Zum Zeitpunkt des Gesprächs habe die vollständige Kostenübersicht schlicht nicht vorgelegen, sagt der SPD-Politiker dem stern. Nach Vorlage, einen Tag nach dem Interview, habe die Partei umgehend kommuniziert. Mittlerweile ist bekannt, der Abend hat die SPD – und damit die Steuerzahlerinnen und -zahler – 15.000 Euro gekostet.

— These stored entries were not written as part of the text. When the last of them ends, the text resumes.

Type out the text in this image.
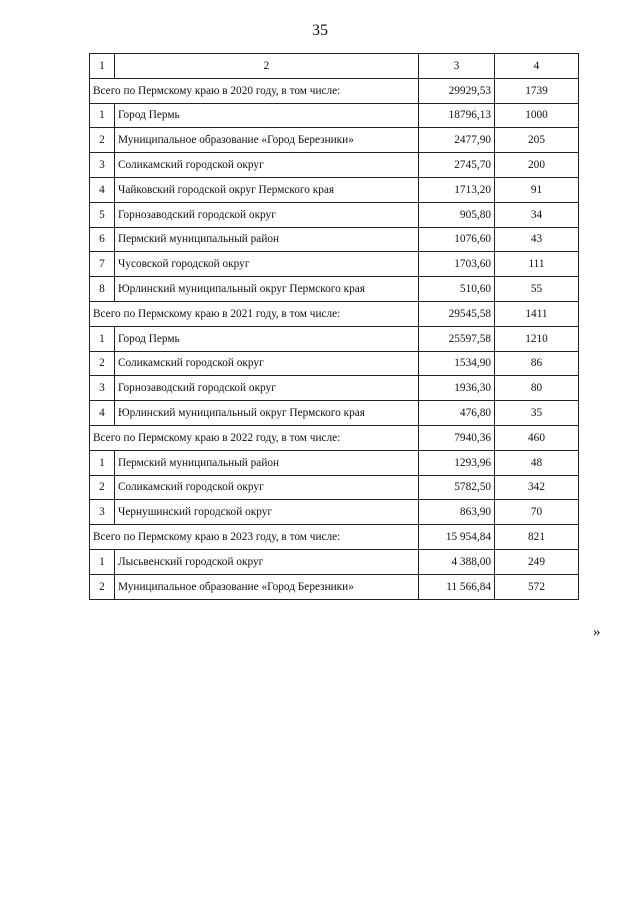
35
1	2	3	4
Всего по Пермскому краю в 2020 году, в том числе:		29929,53	1739
1	Город Пермь	18796,13	1000
2	Муниципальное образование «Город Березники»	2477,90	205
3	Соликамский городской округ	2745,70	200
4	Чайковский городской округ Пермского края	1713,20	91
5	Горнозаводский городской округ	905,80	34
6	Пермский муниципальный район	1076,60	43
7	Чусовской городской округ	1703,60	111
8	Юрлинский муниципальный округ Пермского края	510,60	55
Всего по Пермскому краю в 2021 году, в том числе:		29545,58	1411
1	Город Пермь	25597,58	1210
2	Соликамский городской округ	1534,90	86
3	Горнозаводский городской округ	1936,30	80
4	Юрлинский муниципальный округ Пермского края	476,80	35
Всего по Пермскому краю в 2022 году, в том числе:		7940,36	460
1	Пермский муниципальный район	1293,96	48
2	Соликамский городской округ	5782,50	342
3	Чернушинский городской округ	863,90	70
Всего по Пермскому краю в 2023 году, в том числе:		15 954,84	821
1	Лысьвенский городской округ	4 388,00	249
2	Муниципальное образование «Город Березники»	11 566,84	572
»
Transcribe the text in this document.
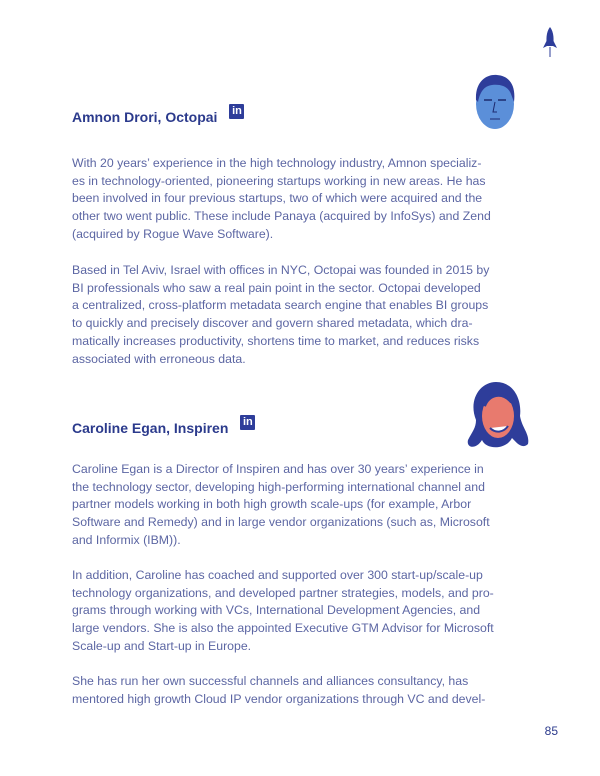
Amnon Drori, Octopai in

With 20 years’ experience in the high technology industry, Amnon specializ-
es in technology-oriented, pioneering startups working in new areas. He has
been involved in four previous startups, two of which were acquired and the
other two went public. These include Panaya (acquired by InfoSys) and Zend
(acquired by Rogue Wave Software).

Based in Tel Aviv, Israel with offices in NYC, Octopai was founded in 2015 by
BI professionals who saw a real pain point in the sector. Octopai developed
a centralized, cross-platform metadata search engine that enables BI groups
to quickly and precisely discover and govern shared metadata, which dra-
matically increases productivity, shortens time to market, and reduces risks
associated with erroneous data.

Caroline Egan, Inspiren in

Caroline Egan is a Director of Inspiren and has over 30 years’ experience in
the technology sector, developing high-performing international channel and
partner models working in both high growth scale-ups (for example, Arbor
Software and Remedy) and in large vendor organizations (such as, Microsoft
and Informix (IBM)).

In addition, Caroline has coached and supported over 300 start-up/scale-up
technology organizations, and developed partner strategies, models, and pro-
grams through working with VCs, International Development Agencies, and
large vendors. She is also the appointed Executive GTM Advisor for Microsoft
Scale-up and Start-up in Europe.

She has run her own successful channels and alliances consultancy, has
mentored high growth Cloud IP vendor organizations through VC and devel-

85
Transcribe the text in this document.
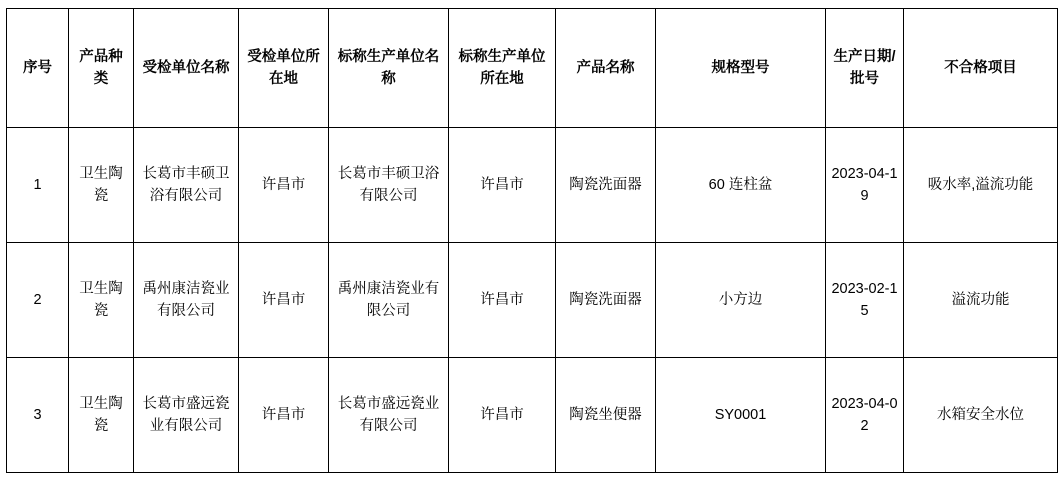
序号	产品种类	受检单位名称	受检单位所在地	标称生产单位名称	标称生产单位所在地	产品名称	规格型号	生产日期/批号	不合格项目
1	卫生陶瓷	长葛市丰硕卫浴有限公司	许昌市	长葛市丰硕卫浴有限公司	许昌市	陶瓷洗面器	60 连柱盆	2023-04-19	吸水率,溢流功能
2	卫生陶瓷	禹州康洁瓷业有限公司	许昌市	禹州康洁瓷业有限公司	许昌市	陶瓷洗面器	小方边	2023-02-15	溢流功能
3	卫生陶瓷	长葛市盛远瓷业有限公司	许昌市	长葛市盛远瓷业有限公司	许昌市	陶瓷坐便器	SY0001	2023-04-02	水箱安全水位
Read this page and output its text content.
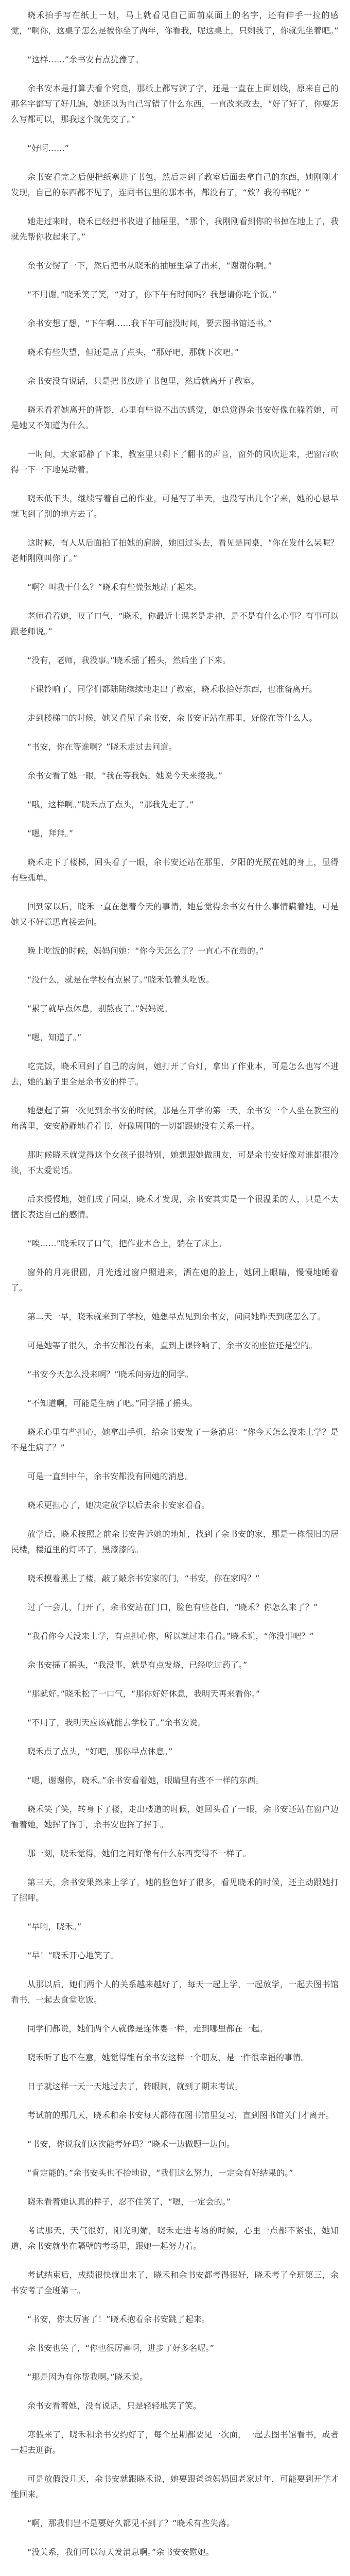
晓禾抬手写在纸上一划，马上就看见自己面前桌面上的名字，还有伸手一拉的感觉，“啊你，这桌子怎么是被你坐了两年，你看我，呢这桌上，只剩我了，你就先坐着吧。”

“这样……”余书安有点犹豫了。

余书安本是打算去看个究竟，那纸上都写满了字，还是一直在上面划线，原来自己的那名字都写了好几遍，她还以为自己写错了什么东西，一直改来改去，“好了好了，你要怎么写都可以，那我这个就先交了。”

“好啊……”

余书安看完之后便把纸塞进了书包，然后走到了教室后面去拿自己的东西，她刚刚才发现，自己的东西都不见了，连同书包里的那本书，都没有了，“欸？我的书呢？”

她走过来时，晓禾已经把书收进了抽屉里，“那个，我刚刚看到你的书掉在地上了，我就先帮你收起来了。”

余书安愣了一下，然后把书从晓禾的抽屉里拿了出来，“谢谢你啊。”

“不用谢。”晓禾笑了笑，“对了，你下午有时间吗？我想请你吃个饭。”

余书安想了想，“下午啊……我下午可能没时间，要去图书馆还书。”

晓禾有些失望，但还是点了点头，“那好吧，那就下次吧。”

余书安没有说话，只是把书放进了书包里，然后就离开了教室。

晓禾看着她离开的背影，心里有些说不出的感觉，她总觉得余书安好像在躲着她，可是她又不知道为什么。

一时间，大家都静了下来，教室里只剩下了翻书的声音，窗外的风吹进来，把窗帘吹得一下一下地晃动着。

晓禾低下头，继续写着自己的作业，可是写了半天，也没写出几个字来，她的心思早就飞到了别的地方去了。

这时候，有人从后面拍了拍她的肩膀，她回过头去，看见是同桌，“你在发什么呆呢？老师刚刚叫你了。”

“啊？叫我干什么？”晓禾有些慌张地站了起来。

老师看着她，叹了口气，“晓禾，你最近上课老是走神，是不是有什么心事？有事可以跟老师说。”

“没有，老师，我没事。”晓禾摇了摇头，然后坐了下来。

下课铃响了，同学们都陆陆续续地走出了教室，晓禾收拾好东西，也准备离开。

走到楼梯口的时候，她又看见了余书安，余书安正站在那里，好像在等什么人。

“书安，你在等谁啊？”晓禾走过去问道。

余书安看了她一眼，“我在等我妈，她说今天来接我。”

“哦，这样啊。”晓禾点了点头，“那我先走了。”

“嗯，拜拜。”

晓禾走下了楼梯，回头看了一眼，余书安还站在那里，夕阳的光照在她的身上，显得有些孤单。

回到家以后，晓禾一直在想着今天的事情，她总觉得余书安有什么事情瞒着她，可是她又不好意思直接去问。

晚上吃饭的时候，妈妈问她：“你今天怎么了？一直心不在焉的。”

“没什么，就是在学校有点累了。”晓禾低着头吃饭。

“累了就早点休息，别熬夜了。”妈妈说。

“嗯，知道了。”

吃完饭，晓禾回到了自己的房间，她打开了台灯，拿出了作业本，可是怎么也写不进去，她的脑子里全是余书安的样子。

她想起了第一次见到余书安的时候，那是在开学的第一天，余书安一个人坐在教室的角落里，安安静静地看着书，好像周围的一切都跟她没有关系一样。

那时候晓禾就觉得这个女孩子很特别，她想跟她做朋友，可是余书安好像对谁都很冷淡，不太爱说话。

后来慢慢地，她们成了同桌，晓禾才发现，余书安其实是一个很温柔的人，只是不太擅长表达自己的感情。

“唉……”晓禾叹了口气，把作业本合上，躺在了床上。

窗外的月亮很圆，月光透过窗户照进来，洒在她的脸上，她闭上眼睛，慢慢地睡着了。

第二天一早，晓禾就来到了学校，她想早点见到余书安，问问她昨天到底怎么了。

可是她等了很久，余书安都没有来，直到上课铃响了，余书安的座位还是空的。

“书安今天怎么没来啊？”晓禾问旁边的同学。

“不知道啊，可能是生病了吧。”同学摇了摇头。

晓禾心里有些担心，她拿出手机，给余书安发了一条消息：“你今天怎么没来上学？是不是生病了？”

可是一直到中午，余书安都没有回她的消息。

晓禾更担心了，她决定放学以后去余书安家看看。

放学后，晓禾按照之前余书安告诉她的地址，找到了余书安的家，那是一栋很旧的居民楼，楼道里的灯坏了，黑漆漆的。

晓禾摸着黑上了楼，敲了敲余书安家的门，“书安，你在家吗？”

过了一会儿，门开了，余书安站在门口，脸色有些苍白，“晓禾？你怎么来了？”

“我看你今天没来上学，有点担心你，所以就过来看看。”晓禾说，“你没事吧？”

余书安摇了摇头，“我没事，就是有点发烧，已经吃过药了。”

“那就好。”晓禾松了一口气，“那你好好休息，我明天再来看你。”

“不用了，我明天应该就能去学校了。”余书安说。

晓禾点了点头，“好吧，那你早点休息。”

“嗯，谢谢你，晓禾。”余书安看着她，眼睛里有些不一样的东西。

晓禾笑了笑，转身下了楼，走出楼道的时候，她回头看了一眼，余书安还站在窗户边看着她，她挥了挥手，余书安也挥了挥手。

那一刻，晓禾觉得，她们之间好像有什么东西变得不一样了。

第三天，余书安果然来上学了，她的脸色好了很多，看见晓禾的时候，还主动跟她打了招呼。

“早啊，晓禾。”

“早！”晓禾开心地笑了。

从那以后，她们两个人的关系越来越好了，每天一起上学，一起放学，一起去图书馆看书，一起去食堂吃饭。

同学们都说，她们两个人就像是连体婴一样，走到哪里都在一起。

晓禾听了也不在意，她觉得能有余书安这样一个朋友，是一件很幸福的事情。

日子就这样一天一天地过去了，转眼间，就到了期末考试。

考试前的那几天，晓禾和余书安每天都待在图书馆里复习，直到图书馆关门才离开。

“书安，你说我们这次能考好吗？”晓禾一边做题一边问。

“肯定能的。”余书安头也不抬地说，“我们这么努力，一定会有好结果的。”

晓禾看着她认真的样子，忍不住笑了，“嗯，一定会的。”

考试那天，天气很好，阳光明媚，晓禾走进考场的时候，心里一点都不紧张，她知道，余书安就坐在隔壁的考场里，跟她一起努力着。

考试结束后，成绩很快就出来了，晓禾和余书安都考得很好，晓禾考了全班第三，余书安考了全班第一。

“书安，你太厉害了！”晓禾抱着余书安跳了起来。

余书安也笑了，“你也很厉害啊，进步了好多名呢。”

“那是因为有你帮我啊。”晓禾说。

余书安看着她，没有说话，只是轻轻地笑了笑。

寒假来了，晓禾和余书安约好了，每个星期都要见一次面，一起去图书馆看书，或者一起去逛街。

可是放假没几天，余书安就跟晓禾说，她要跟爸爸妈妈回老家过年，可能要到开学才能回来。

“啊，那我们岂不是要好久都见不到了？”晓禾有些失落。

“没关系，我们可以每天发消息啊。”余书安安慰她。
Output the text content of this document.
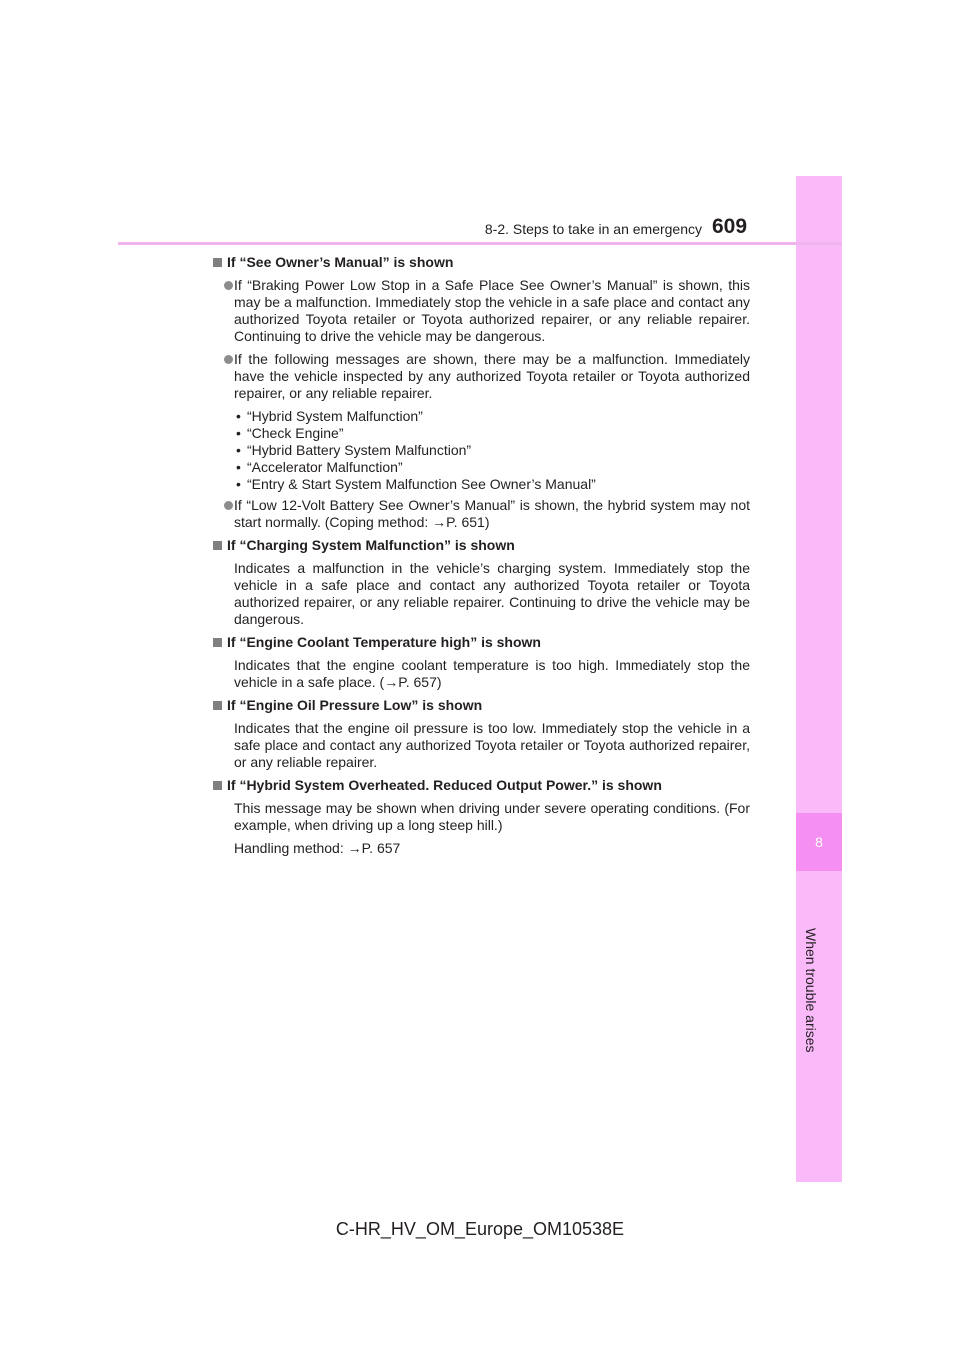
8
When trouble arises
8-2. Steps to take in an emergency 609
If “See Owner’s Manual” is shown
If “Braking Power Low Stop in a Safe Place See Owner’s Manual” is shown, this may be a malfunction. Immediately stop the vehicle in a safe place and contact any authorized Toyota retailer or Toyota authorized repairer, or any reliable repairer. Continuing to drive the vehicle may be dangerous.
If the following messages are shown, there may be a malfunction. Immediately have the vehicle inspected by any authorized Toyota retailer or Toyota authorized repairer, or any reliable repairer.
• “Hybrid System Malfunction”
• “Check Engine”
• “Hybrid Battery System Malfunction”
• “Accelerator Malfunction”
• “Entry & Start System Malfunction See Owner’s Manual”
If “Low 12-Volt Battery See Owner’s Manual” is shown, the hybrid system may not start normally. (Coping method: →P. 651)
If “Charging System Malfunction” is shown
Indicates a malfunction in the vehicle’s charging system. Immediately stop the vehicle in a safe place and contact any authorized Toyota retailer or Toyota authorized repairer, or any reliable repairer. Continuing to drive the vehicle may be dangerous.
If “Engine Coolant Temperature high” is shown
Indicates that the engine coolant temperature is too high. Immediately stop the vehicle in a safe place. (→P. 657)
If “Engine Oil Pressure Low” is shown
Indicates that the engine oil pressure is too low. Immediately stop the vehicle in a safe place and contact any authorized Toyota retailer or Toyota authorized repairer, or any reliable repairer.
If “Hybrid System Overheated. Reduced Output Power.” is shown
This message may be shown when driving under severe operating conditions. (For example, when driving up a long steep hill.)
Handling method: →P. 657
C-HR_HV_OM_Europe_OM10538E
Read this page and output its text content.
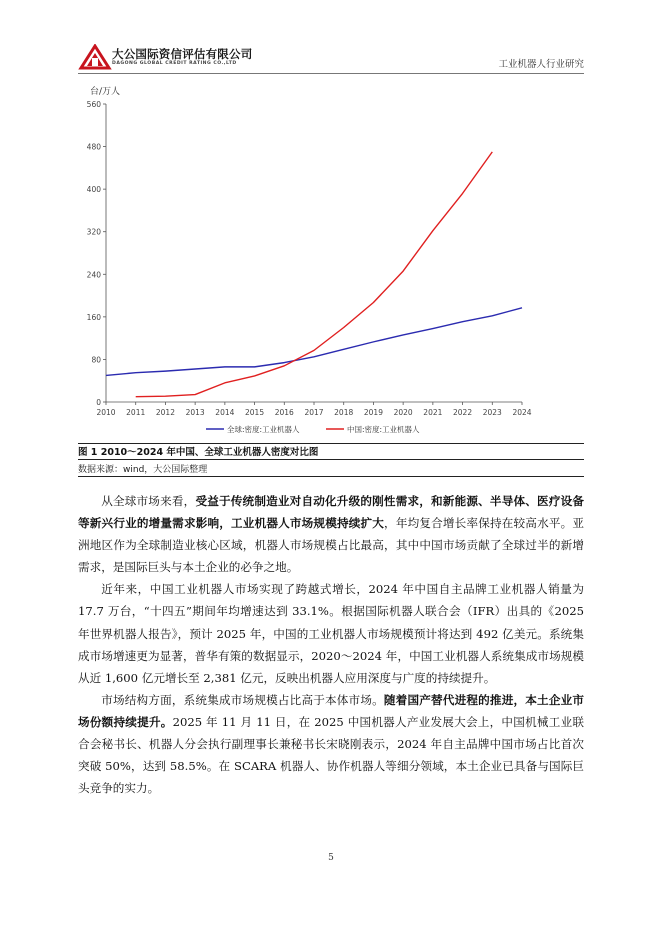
大公国际资信评估有限公司
DAGONG GLOBAL CREDIT RATING CO.,LTD	工业机器人行业研究
台/万人
0
80
160
240
320
400
480
560
2010 2011 2012 2013 2014 2015 2016 2017 2018 2019 2020 2021 2022 2023 2024
全球:密度:工业机器人	中国:密度:工业机器人
图 1 2010～2024 年中国、全球工业机器人密度对比图
数据来源：wind，大公国际整理

从全球市场来看，受益于传统制造业对自动化升级的刚性需求，和新能源、半导体、医疗设备等新兴行业的增量需求影响，工业机器人市场规模持续扩大，年均复合增长率保持在较高水平。亚洲地区作为全球制造业核心区域，机器人市场规模占比最高，其中中国市场贡献了全球过半的新增需求，是国际巨头与本土企业的必争之地。

近年来，中国工业机器人市场实现了跨越式增长，2024 年中国自主品牌工业机器人销量为 17.7 万台，“十四五”期间年均增速达到 33.1%。根据国际机器人联合会（IFR）出具的《2025 年世界机器人报告》，预计 2025 年，中国的工业机器人市场规模预计将达到 492 亿美元。系统集成市场增速更为显著，普华有策的数据显示，2020～2024 年，中国工业机器人系统集成市场规模从近 1,600 亿元增长至 2,381 亿元，反映出机器人应用深度与广度的持续提升。

市场结构方面，系统集成市场规模占比高于本体市场。随着国产替代进程的推进，本土企业市场份额持续提升。2025 年 11 月 11 日，在 2025 中国机器人产业发展大会上，中国机械工业联合会秘书长、机器人分会执行副理事长兼秘书长宋晓刚表示，2024 年自主品牌中国市场占比首次突破 50%，达到 58.5%。在 SCARA 机器人、协作机器人等细分领域，本土企业已具备与国际巨头竞争的实力。

5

Philipp da Cunha empfindet das Video als aus dem Zusammenhang gerissen: "Wer das ungeschnittene Video, das warum auch immer gänzlich ohne vorliegenden Kontext und Vorgeschichte ausgespielt wurde, jetzt beispielsweise auf Twitter angezeigt bekommt, dürfte es naturgemäß als wenig erhellend einordnen."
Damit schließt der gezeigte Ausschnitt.